Monday, April 5, 2010

Beautiful weeds

Saturday's mail brought us a flier from Lawn Doctor, offering to help us get a "lush, green, weed-free lawn." This description is so unlike our current lawn that I couldn't help wondering whether they had sent around spies to scope out the yards in the area and target the folks that they assumed were most in need of help. Our yard has become more or less a safe haven for weeds of all kinds, from chickweed to dandelions to wild garlic. One whole slope in our backyard is thickly covered with purple dead nettles, which look beautiful in the morning sunlight as I hang out the laundry. Yet I realize that the sight of this thick, lush growth would sent many if not most homeowners running for a bottle of Roundup. This fact moves me to wonder: who exactly decided that these flowers are "weeds," anyhow? Whose idea was it that the ideal lawn should be a thick, dense carpet of turfgrass with nothing else in it? Why is grass better than dandelions?

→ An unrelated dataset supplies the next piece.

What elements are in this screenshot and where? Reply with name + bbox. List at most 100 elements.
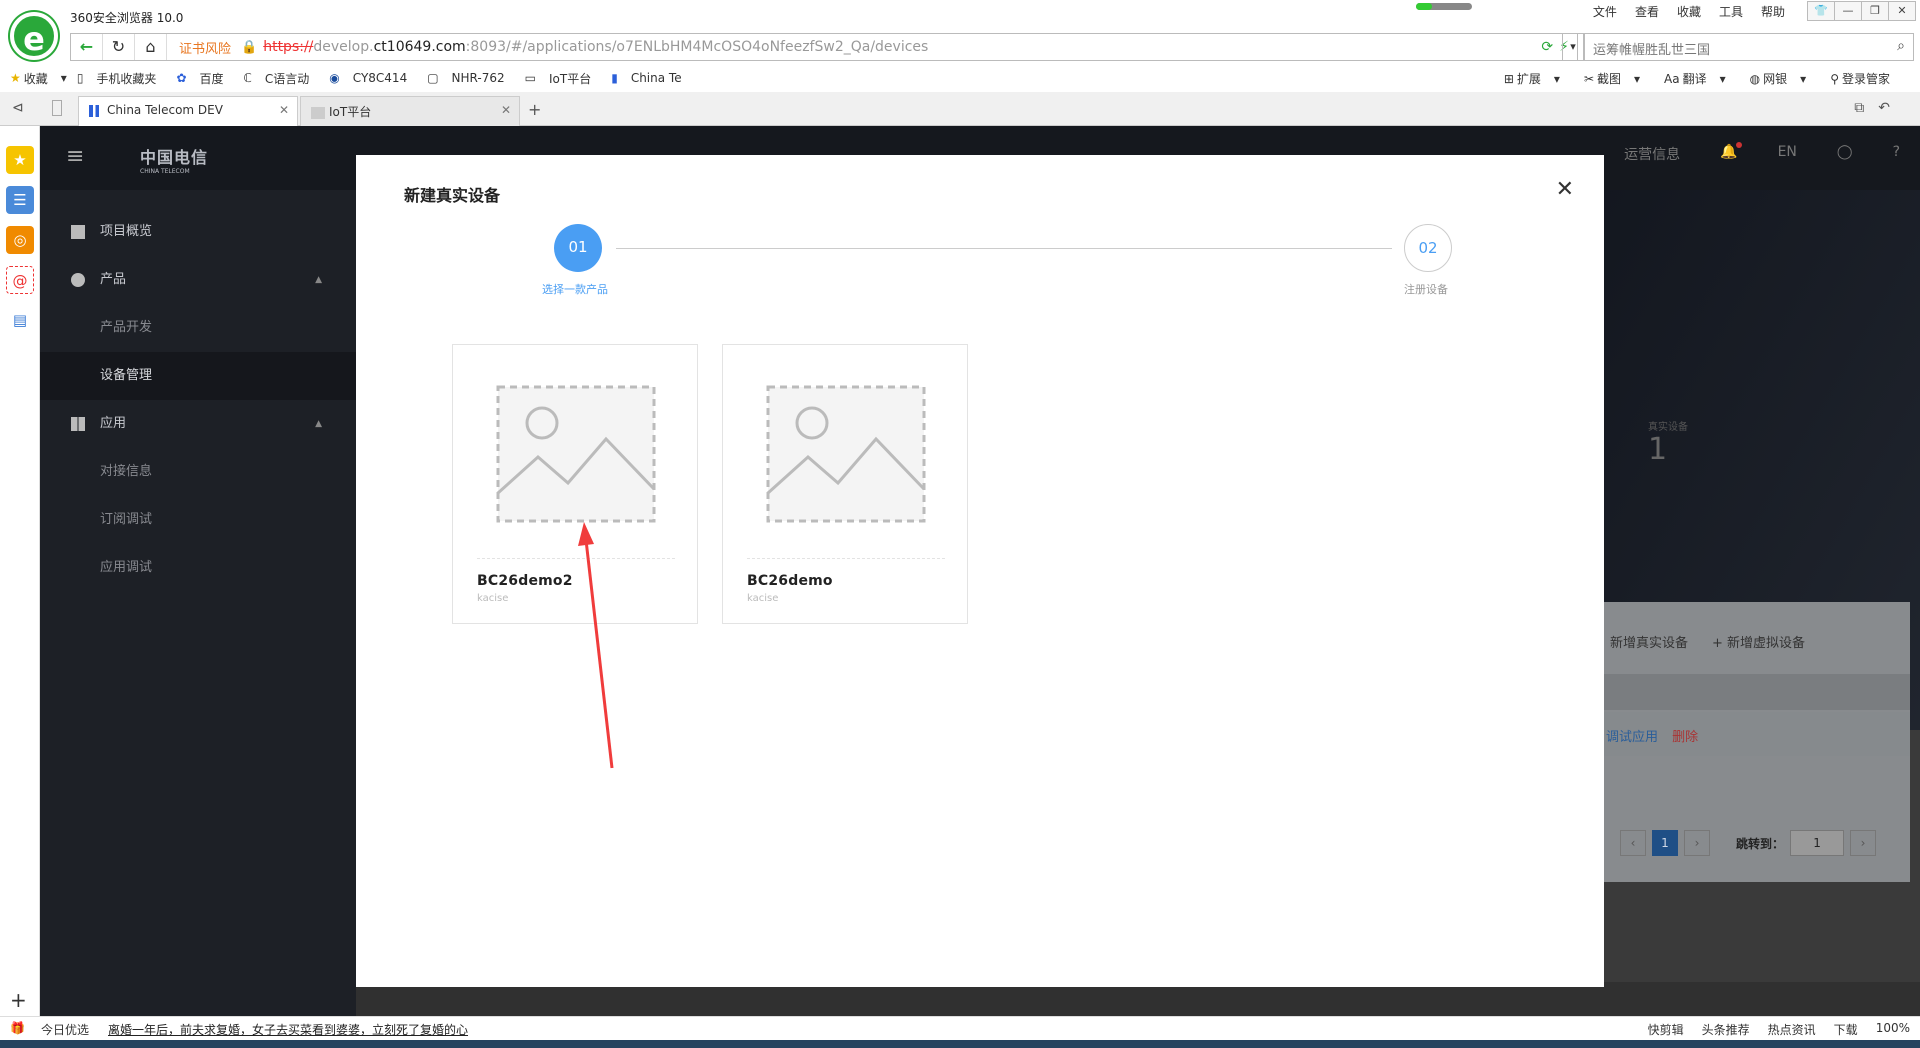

My handy desktop dictionary defines a weed as "a wild plant growing where it is not wanted and in competition with cultivated plants." So basically, these various wildflowers are only weeds if you don't want them where they are. I'll readily agree that in my garden, a dandelion is a weed, because it's using up water and nutrients that I want to save for my tomatoes. But a lot of people seem to assume that every part of the yard should be filled with "cultivated plants," and therefore wild plants of any kind, anywhere, must be weeds. This seems like an awfully wasteful approach, since it requires you to get rid of all the plants that grow naturally in your yard, with no assistance from you, and put in plants that don't grow there naturally, which will require constant attention from you to keep them looking their best. For example, to keep a grass lawn looking good, you have to mow it, water it, fertilize it, and, oh yes, exercise constant vigilance to keep out the "weeds." (Or you can pay someone like Lawn Doctor to do it, to the tune of about $300 a year. Sure, you may have to stay inside for a couple of hours after they've sprayed all those chemicals around, but isn't it worth it to have a "lush, green, weed-free lawn"?)

So what's the ecofrugal alternative? Well, here's one that's really simple: if only unwanted plants are weeds, then all I have to do to get a "weed-free" lawn is to declare that all plants are welcome in my yard. Without pulling up a single plant, I'll have eliminated all the "weeds" by declaring them to be non-weeds, and it won't cost me a cent!

1 comment:

Steve said...

Live and let live is a perfectly fine idiom whether applied to folks or weeds. I'd just point out that when it comes time for a real estate sale you might have to compromise since 'curb appeal' is a real phenomenon with real dollars at stake. 'Til then have fun embracing the diversity in your yard.